Rabin’s quote perfectly encapsulated the Israeli position—we want real peace, not endless blathering, photo ops, and empty promises. And Khaled represented the Palestinian leadership’s preference for a process whose underlying goal was explicitly not peace.
Of course, the Palestinians got their way. Rabin couldn’t convince the rest of the world that the peace process had ended (not that he put in enough effort on that front). That makes the Palestinian threat to call for a vote at September’s UN General Assembly on Palestinian statehood so ironic. The vote is the Palestinian expression that they now believe the entire peace process has concluded—and any European country that votes for Palestinian statehood is expressing that same sentiment.
Every Western leader who has called for Israel to return to the negotiating table has done so using the same formulation: Negotiations are the only way toward a comprehensive and lasting resolution to the conflict,” in the words of the joint statement from the G-8 countries.

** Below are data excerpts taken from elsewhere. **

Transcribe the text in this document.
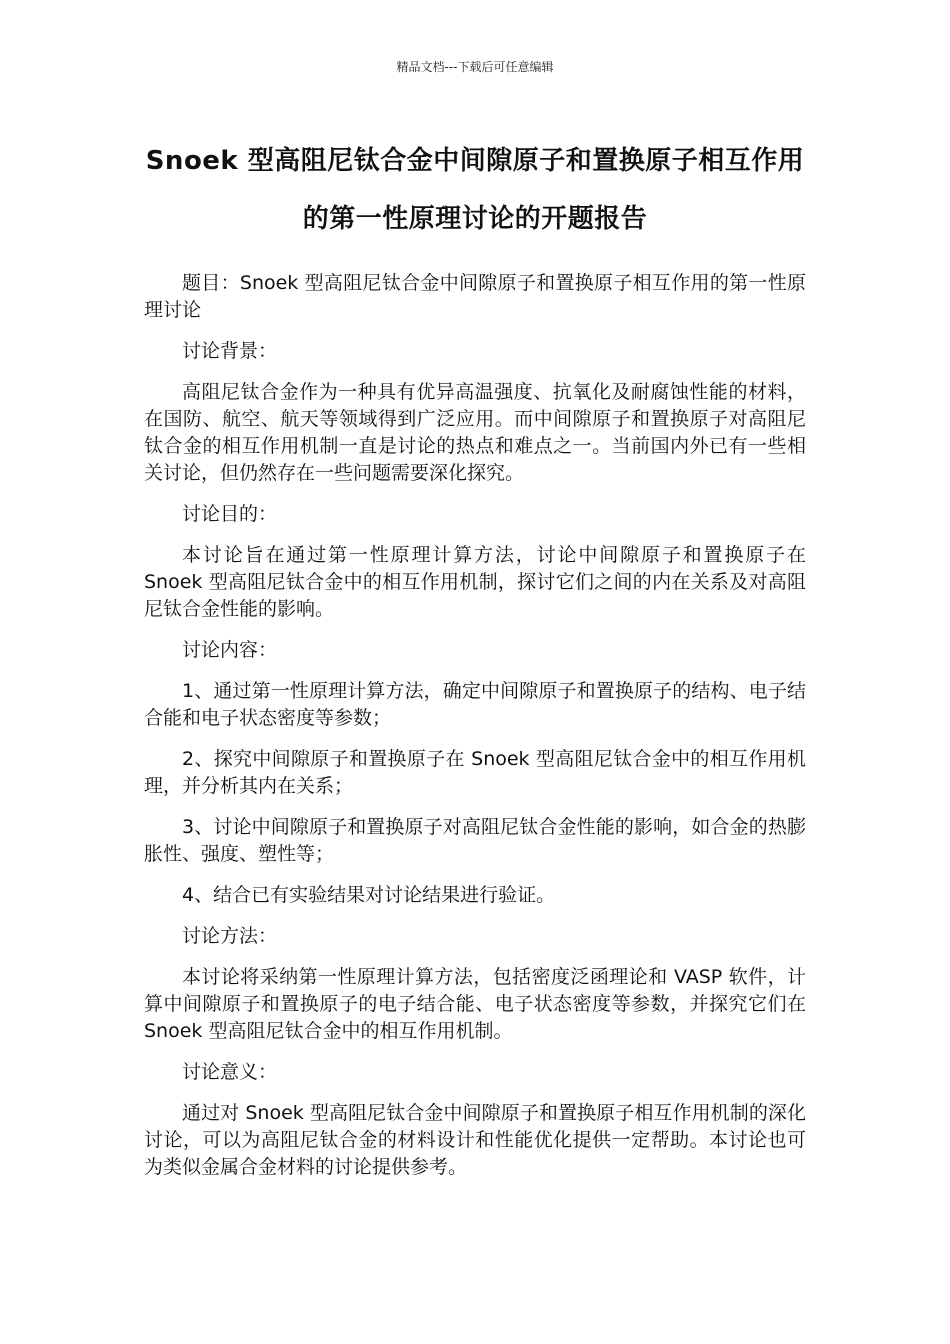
精品文档---下载后可任意编辑
Snoek 型高阻尼钛合金中间隙原子和置换原子相互作用的第一性原理讨论的开题报告

题目：Snoek 型高阻尼钛合金中间隙原子和置换原子相互作用的第一性原理讨论

讨论背景：

高阻尼钛合金作为一种具有优异高温强度、抗氧化及耐腐蚀性能的材料，在国防、航空、航天等领域得到广泛应用。而中间隙原子和置换原子对高阻尼钛合金的相互作用机制一直是讨论的热点和难点之一。当前国内外已有一些相关讨论，但仍然存在一些问题需要深化探究。

讨论目的：

本讨论旨在通过第一性原理计算方法，讨论中间隙原子和置换原子在 Snoek 型高阻尼钛合金中的相互作用机制，探讨它们之间的内在关系及对高阻尼钛合金性能的影响。

讨论内容：

1、通过第一性原理计算方法，确定中间隙原子和置换原子的结构、电子结合能和电子状态密度等参数；

2、探究中间隙原子和置换原子在 Snoek 型高阻尼钛合金中的相互作用机理，并分析其内在关系；

3、讨论中间隙原子和置换原子对高阻尼钛合金性能的影响，如合金的热膨胀性、强度、塑性等；

4、结合已有实验结果对讨论结果进行验证。

讨论方法：

本讨论将采纳第一性原理计算方法，包括密度泛函理论和 VASP 软件，计算中间隙原子和置换原子的电子结合能、电子状态密度等参数，并探究它们在 Snoek 型高阻尼钛合金中的相互作用机制。

讨论意义：

通过对 Snoek 型高阻尼钛合金中间隙原子和置换原子相互作用机制的深化讨论，可以为高阻尼钛合金的材料设计和性能优化提供一定帮助。本讨论也可为类似金属合金材料的讨论提供参考。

You either believe that or you don’t. A vote for Palestinian statehood at the UN is a public pronouncement that you don’t. In which case, I would expect that every country that votes for statehood understands they have forfeited their credibility on pressuring Israel to negotiate. The hectoring ends at Turtle Bay.
Those who support this ridiculous stunt at the UN are also acknowledging another aspect of the peace process: negotiations have always been a scam to pilfer what rightfully belongs to the Israelis. For example, through biblical history, modern history, 20th century history, and Israeli history, there is an unmatched Jewish national attachment and possession of Hebron. The Arabs of pre-state Israel massacred the town’s Jewish residents in 1929, and the world has been rewarding them for it ever since. Shechem is already under Arab control. The Palestinians have been negotiating with the purpose of establishing in the international community’s opinion some right to Jerusalem. They have succeeded in this with the Europeans, and Obama’s suggestion that the two sides start with the 1967 lines is the closest the Palestinians will likely ever get with the United States.
Therefore, the negotiating process has yielded all it can for the Palestinians, and the rest they will attempt to take—as they have indicated consistently throughout the years—by force. This is what is behind the UN statehood gambit. If this is the end of the peace process—again—it may be for real this time.